Once the Thesis Committee deems that the student is prepared to defend his or her work, the advisor will complete the oral defense form, indicating the defense teleconference date and those invited, including the committee members, faculty members and Master’s students in the appropriate department. In the oral defense, the graduate student participates in a real-time conference with the committees and other guests. The telephone conference call is the standard manner of conferencing. On the day of the oral defense, the teleconference company establishes the conference connection and tape-records the proceedings. During the oral defense, Thesis Committee members present focus questions related to the research. The presentation of each focus question should take about one minute. The master’s student will reply to each question. He or she responds in five minutes. Committee members are allowed to give follow-up questions to the student. Each follow-up question should take about one minute for presentation. The student replies to each follow-up question in not more than three minutes. Under special circumstances, alternative methods of oral defense are more appropriate than telephone conference. The thesis adviser can arrange acceptable alternatives such as videoconferences or electronic chat room, rapid exchanges of e-mail, or face-to-face conferences. Under very rare conditions, oral defense of the thesis may be completed by fax or post.
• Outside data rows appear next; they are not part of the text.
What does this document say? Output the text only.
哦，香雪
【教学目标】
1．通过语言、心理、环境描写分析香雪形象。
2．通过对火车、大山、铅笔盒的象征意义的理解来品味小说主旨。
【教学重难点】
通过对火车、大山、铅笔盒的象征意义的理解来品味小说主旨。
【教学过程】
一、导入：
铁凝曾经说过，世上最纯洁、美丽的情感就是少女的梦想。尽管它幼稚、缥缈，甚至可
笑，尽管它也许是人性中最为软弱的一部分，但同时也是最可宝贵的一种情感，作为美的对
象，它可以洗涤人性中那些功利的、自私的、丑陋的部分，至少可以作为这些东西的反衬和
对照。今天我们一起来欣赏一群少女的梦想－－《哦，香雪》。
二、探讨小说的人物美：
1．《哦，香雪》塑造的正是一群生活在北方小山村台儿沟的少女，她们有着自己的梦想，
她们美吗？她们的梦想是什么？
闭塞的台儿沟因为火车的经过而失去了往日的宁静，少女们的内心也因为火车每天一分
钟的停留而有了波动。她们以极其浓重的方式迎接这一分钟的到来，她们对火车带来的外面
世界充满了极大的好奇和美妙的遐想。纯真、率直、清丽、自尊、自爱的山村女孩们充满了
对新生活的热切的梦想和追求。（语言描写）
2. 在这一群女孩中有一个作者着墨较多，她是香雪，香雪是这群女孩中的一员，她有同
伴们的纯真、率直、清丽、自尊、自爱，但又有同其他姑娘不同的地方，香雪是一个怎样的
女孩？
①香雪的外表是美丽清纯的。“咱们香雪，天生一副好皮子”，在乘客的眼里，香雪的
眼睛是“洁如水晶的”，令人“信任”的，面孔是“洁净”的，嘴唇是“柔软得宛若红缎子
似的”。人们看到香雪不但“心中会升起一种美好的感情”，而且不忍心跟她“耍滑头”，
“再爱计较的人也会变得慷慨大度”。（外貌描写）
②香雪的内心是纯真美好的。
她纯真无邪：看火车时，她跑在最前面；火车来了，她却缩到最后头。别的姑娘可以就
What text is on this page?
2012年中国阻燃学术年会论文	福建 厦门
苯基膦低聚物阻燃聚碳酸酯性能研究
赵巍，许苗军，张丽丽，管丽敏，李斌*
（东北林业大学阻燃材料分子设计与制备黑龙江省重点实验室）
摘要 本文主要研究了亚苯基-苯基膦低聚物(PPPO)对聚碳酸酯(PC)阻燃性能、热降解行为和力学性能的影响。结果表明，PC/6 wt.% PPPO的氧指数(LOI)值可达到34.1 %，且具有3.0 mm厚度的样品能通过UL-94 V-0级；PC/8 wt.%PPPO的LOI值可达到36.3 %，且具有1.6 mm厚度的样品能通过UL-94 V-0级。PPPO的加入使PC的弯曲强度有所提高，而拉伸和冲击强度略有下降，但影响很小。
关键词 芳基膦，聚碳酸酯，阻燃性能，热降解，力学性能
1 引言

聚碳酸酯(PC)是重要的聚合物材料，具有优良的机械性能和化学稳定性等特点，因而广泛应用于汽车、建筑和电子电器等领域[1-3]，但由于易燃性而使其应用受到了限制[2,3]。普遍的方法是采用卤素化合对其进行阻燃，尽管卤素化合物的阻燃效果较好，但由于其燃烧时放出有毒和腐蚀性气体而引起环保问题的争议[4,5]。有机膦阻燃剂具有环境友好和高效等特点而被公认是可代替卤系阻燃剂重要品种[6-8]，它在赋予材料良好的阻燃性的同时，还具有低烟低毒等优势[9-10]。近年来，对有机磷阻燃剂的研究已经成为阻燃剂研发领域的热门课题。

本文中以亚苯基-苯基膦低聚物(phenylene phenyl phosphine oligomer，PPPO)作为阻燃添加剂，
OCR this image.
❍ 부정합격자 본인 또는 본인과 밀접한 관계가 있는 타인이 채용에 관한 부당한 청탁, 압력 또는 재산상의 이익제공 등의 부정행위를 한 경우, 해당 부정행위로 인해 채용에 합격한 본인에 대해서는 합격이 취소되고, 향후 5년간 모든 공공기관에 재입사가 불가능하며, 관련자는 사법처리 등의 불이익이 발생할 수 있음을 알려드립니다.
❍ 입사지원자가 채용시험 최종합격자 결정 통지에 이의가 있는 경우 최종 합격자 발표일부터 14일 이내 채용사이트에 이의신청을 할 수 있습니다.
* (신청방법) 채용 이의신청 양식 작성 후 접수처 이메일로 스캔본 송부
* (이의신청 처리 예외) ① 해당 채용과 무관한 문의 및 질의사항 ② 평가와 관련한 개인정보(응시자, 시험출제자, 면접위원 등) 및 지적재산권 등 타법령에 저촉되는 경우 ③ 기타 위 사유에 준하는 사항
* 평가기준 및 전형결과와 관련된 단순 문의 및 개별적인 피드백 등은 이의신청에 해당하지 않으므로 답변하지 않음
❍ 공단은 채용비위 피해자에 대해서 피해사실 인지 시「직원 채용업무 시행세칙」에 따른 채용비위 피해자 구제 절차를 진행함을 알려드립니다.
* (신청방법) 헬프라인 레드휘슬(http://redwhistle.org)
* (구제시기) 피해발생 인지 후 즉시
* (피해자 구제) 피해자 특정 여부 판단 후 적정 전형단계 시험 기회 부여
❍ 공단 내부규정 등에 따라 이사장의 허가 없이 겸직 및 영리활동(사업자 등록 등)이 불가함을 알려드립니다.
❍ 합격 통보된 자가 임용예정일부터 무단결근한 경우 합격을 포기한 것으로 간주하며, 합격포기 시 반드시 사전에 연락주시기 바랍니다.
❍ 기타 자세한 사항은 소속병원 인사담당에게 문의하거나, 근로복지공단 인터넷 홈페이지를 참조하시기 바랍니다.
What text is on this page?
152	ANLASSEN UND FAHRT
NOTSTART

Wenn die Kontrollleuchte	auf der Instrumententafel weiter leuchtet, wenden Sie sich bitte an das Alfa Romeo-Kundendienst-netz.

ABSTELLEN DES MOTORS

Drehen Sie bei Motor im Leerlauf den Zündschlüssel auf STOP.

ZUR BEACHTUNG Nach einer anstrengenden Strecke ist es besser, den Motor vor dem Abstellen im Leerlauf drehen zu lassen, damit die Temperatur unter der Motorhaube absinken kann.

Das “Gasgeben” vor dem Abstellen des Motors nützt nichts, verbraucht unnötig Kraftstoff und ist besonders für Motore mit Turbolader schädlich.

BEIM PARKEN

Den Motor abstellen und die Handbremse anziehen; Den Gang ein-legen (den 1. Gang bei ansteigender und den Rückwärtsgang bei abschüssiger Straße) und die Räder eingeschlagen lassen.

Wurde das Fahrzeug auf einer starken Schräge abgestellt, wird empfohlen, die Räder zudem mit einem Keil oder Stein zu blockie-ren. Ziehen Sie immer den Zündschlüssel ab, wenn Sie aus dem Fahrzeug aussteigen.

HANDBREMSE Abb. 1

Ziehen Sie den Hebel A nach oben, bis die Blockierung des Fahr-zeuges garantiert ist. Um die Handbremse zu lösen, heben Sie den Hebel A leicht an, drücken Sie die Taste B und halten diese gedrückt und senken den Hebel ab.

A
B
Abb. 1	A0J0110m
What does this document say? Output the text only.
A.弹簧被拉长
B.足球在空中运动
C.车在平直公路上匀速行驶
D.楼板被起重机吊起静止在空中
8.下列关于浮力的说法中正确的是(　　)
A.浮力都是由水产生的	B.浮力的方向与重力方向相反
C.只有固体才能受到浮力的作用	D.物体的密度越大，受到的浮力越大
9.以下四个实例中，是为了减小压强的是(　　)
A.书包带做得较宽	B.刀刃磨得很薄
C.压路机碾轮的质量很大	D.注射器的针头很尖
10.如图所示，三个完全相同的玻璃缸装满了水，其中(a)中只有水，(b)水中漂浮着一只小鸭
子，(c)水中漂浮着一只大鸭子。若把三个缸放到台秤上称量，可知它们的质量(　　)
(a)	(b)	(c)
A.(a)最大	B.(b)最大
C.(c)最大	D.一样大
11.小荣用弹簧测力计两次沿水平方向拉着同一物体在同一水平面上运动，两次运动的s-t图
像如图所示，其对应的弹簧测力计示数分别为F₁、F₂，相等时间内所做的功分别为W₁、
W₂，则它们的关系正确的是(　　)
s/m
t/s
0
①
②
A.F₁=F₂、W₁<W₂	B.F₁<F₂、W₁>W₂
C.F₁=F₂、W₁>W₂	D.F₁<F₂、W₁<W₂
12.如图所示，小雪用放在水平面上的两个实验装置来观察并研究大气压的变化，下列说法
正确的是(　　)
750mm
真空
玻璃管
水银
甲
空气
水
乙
The Master’s thesis serves as a demonstration of capacity of the student to conduct original research. The thesis advisor shall evaluate the complete thesis submitted for assessment. As applicable, such factors as the student’s independent contribution as well as his or her ability to work on schedule may be an important ground in the evaluation of the thesis. The thesis advisor submits in writing a statement with a proposal for a final grade. The thesis advisor, when preparing the report, may also request statements from the instructor. In cases where the advisor has proposed the grade of “Excellent”, “Satisfactory”, or “Fail”, the Thesis Committee shall consult another University faculty or adjunct professor knowledgeable in the field when deciding on the student’s grade.